North Carolina was once again named the best state for business in America, according to CNBC’s recently released 2025 rankings. This is the Tarheel state’s sixth year in a row to rank among the top three states. To fuel North Carolina’s continued economic growth, the state needs an affordable and sustainable energy mix that includes natural gas. 

Natural gas supports some of the state’s most integral industries, from agriculture to health care and transportation. It generates over 40% of the state’s electricity, and the demand is projected to rise with AI and manufacturing growth. Furthermore, the switch from coal to gas power generation has contributed to a 41% decline in CO2 emissions from the power sector since 2005. For the state to continue its economic momentum, an increased supply of natural gas is key.
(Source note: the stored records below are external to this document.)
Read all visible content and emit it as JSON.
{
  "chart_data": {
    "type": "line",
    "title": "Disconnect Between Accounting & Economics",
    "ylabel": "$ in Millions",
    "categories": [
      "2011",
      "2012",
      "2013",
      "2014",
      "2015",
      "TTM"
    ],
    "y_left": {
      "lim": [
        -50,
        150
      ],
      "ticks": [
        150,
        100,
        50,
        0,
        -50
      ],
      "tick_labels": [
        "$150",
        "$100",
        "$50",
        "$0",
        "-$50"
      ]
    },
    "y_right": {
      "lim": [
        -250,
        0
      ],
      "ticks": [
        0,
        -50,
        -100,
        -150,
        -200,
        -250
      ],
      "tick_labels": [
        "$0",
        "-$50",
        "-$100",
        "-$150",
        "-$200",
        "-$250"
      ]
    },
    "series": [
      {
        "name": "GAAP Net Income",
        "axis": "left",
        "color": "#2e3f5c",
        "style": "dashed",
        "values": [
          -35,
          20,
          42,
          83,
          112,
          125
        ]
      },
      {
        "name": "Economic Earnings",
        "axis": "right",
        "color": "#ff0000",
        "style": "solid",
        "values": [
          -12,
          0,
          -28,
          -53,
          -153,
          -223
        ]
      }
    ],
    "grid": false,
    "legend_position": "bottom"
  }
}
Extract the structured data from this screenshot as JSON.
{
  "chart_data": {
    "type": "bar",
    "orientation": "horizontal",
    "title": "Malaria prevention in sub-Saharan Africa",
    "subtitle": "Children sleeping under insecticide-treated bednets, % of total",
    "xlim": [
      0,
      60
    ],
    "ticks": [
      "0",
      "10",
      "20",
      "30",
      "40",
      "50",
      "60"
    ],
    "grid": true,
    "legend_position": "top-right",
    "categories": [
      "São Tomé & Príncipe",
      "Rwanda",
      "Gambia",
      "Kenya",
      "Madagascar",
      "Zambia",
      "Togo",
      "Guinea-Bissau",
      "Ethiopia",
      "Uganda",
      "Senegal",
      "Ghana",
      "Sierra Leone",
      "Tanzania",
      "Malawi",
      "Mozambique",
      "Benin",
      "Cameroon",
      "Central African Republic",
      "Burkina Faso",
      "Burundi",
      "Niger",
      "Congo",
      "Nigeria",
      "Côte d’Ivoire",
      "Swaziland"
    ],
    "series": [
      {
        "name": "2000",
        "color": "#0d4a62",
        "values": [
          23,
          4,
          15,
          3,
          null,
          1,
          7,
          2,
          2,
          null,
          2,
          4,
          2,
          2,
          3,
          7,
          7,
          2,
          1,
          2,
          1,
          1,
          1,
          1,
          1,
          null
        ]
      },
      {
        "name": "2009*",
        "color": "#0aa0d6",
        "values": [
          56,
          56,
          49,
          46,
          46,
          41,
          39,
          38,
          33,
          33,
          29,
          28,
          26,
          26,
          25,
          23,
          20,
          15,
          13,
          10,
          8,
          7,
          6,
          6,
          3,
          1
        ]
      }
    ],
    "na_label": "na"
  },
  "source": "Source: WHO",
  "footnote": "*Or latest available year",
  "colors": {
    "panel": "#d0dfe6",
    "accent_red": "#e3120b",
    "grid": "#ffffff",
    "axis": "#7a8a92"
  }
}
Despite the economic growth it is fueling, there is still criticism. A recently released memo by three North Carolina State University professors paints an exceedingly negative and inaccurate picture of the role natural gas plays in the state.

The memo examines natural gas prices based on the highest possible projections from the North Carolina Utilities Commission’s Carbon Plan Docket and crafts a worst-case scenario to advocate against increased natural gas use. The authors base their conclusions around the removal of the interim carbon emissions reduction target that was enacted in 2021. SB 266, recently vetoed by Gov. Josh Stein and awaiting a potential veto override vote in the legislature, would remove this interim target.

Overall, the memo argues selective, erroneous, and inaccurate claims. The professors choose hypothetical points as to why natural gas prices could increase. They claim “limited pipeline capacity” constrains natural gas supply while failing to account for ongoing infrastructure projects in the state. There are currently two interstate projects and several intrastate projects ongoing that will increase supply. 

They also erroneously claim that “rising U.S. liquified natural gas (LNG) exports” could impact supply and thus prices. Yet, despite record exports, Americans enjoy among the lowest residential natural gas prices in the world. Since the inception of the US LNG export industry, growth in natural gas production has outpaced LNG export growth nearly three-fold.

They also argue “supply disruption” from natural disasters such as hurricanes could negatively impact the market. In fact, the natural gas system was intentionally developed to help ensure reliability. During Hurricane Helene, most underground pipelines remained intact, helping deliver reliable service when it was needed most. Furthermore, natural disasters can impact any energy source, not just natural gas, as the memo falsely presents.

The memo’s driving critique is natural gas prices are volatile and may increase based on hypothetical, worst-case scenario projections. Yet this point wholly misses the mark and ignores the facts on the ground.

Regular fluctuations in energy demand and supply occur every day. Natural gas provides a reliable backbone to our state, helping families and businesses keep the lights on. Its ability to start up quickly to meet fluctuating demand also supports the state’s portfolio of renewable energy sources. North Carolina’s proximity to natural gas reserves in the Appalachian basins will ensure it continues to be an accessible and affordable resource.  

Without question, North Carolina is leading the US in economic growth and development. The state continues to attract new businesses and residents. Lawmakers must focus on the facts of our growing economy and ensure access to natural gas, thus providing a reliable and sustainable energy mix to fuel North Carolina’s economic success for years to come.